WanDisco's share price fell more than 10 per cent in early trading as the software group revealed yet more losses this morning.
The Aim-listed firm's overall loss for the first half of the year narrowed from $18.5m (£12.1m) 12 months ago to $17.1m, but the pace of change appears to be slower than investors would have liked, with the results triggering a further drop in its share price this morning.
Revenue rose 13 per cent from $5m to $5.7m in the six months to June 30, while deferred revenue from booked sales was also up 16 per cent to $18m.
But the Yorkshire-based company suffered a slump in sales bookings at its application lifecycle management arm, which synchronises projects across different software platforms, from $7.1m to $3m.

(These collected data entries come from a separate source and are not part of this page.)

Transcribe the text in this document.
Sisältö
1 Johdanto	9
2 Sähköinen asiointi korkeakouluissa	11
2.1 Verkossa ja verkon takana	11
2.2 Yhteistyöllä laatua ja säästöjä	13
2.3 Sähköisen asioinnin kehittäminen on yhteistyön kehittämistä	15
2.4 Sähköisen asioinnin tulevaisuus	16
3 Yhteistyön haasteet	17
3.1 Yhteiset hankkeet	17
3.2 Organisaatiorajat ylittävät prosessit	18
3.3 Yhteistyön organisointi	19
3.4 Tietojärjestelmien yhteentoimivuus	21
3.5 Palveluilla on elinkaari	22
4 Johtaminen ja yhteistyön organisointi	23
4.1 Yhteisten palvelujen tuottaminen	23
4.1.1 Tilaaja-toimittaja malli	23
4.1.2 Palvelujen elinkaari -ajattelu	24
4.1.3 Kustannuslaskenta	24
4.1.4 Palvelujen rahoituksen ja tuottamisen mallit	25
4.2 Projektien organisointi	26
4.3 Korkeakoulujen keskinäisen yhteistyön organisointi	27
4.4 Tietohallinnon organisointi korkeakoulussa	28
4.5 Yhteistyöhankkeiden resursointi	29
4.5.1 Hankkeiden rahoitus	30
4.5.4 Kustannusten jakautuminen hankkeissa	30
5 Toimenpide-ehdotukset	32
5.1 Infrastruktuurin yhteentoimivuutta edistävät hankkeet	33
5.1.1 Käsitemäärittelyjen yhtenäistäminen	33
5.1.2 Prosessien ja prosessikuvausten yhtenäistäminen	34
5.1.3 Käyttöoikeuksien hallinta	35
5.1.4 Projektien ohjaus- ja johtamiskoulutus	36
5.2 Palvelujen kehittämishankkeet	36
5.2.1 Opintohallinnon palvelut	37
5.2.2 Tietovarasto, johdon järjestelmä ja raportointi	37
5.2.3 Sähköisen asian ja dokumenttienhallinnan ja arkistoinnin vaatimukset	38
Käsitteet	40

Reasons for cheer came from the group's big data business, which continued to grow in the period. Revenue rose by $700,000 to $800,000 as sales bookings jumped from $300,000 to $1.4m.
Why it's interesting
Shares in WanDisco have fallen by almost 90 per cent since hitting a peak in November 2013, giving it a current market value of just £46.8m.
The company's stock has struggled under the weight of its own ambitious expansion plans - particularly in the big data marketplace.
However Fusion, the firm's latest product, was granted two new US patents, which has helped it secure eight new customers in the second quarter alone from the Americas, Asia-Pacific as well as the Middle East and Europe.
What WanDisco said
Our penetration of the big data market has taken a big step forward in the first half of this year. We added eight new customers in the second quarter alone and the first three big data customers went into live production with our new WanDisco Fusion product.With a compelling new big data product, increasing engagement of high-quality partners and a well-established ALM product, we expect to build momentum through the rest of this year.
WanDisco continues to grow, but may be trimming losses slower than investors would like.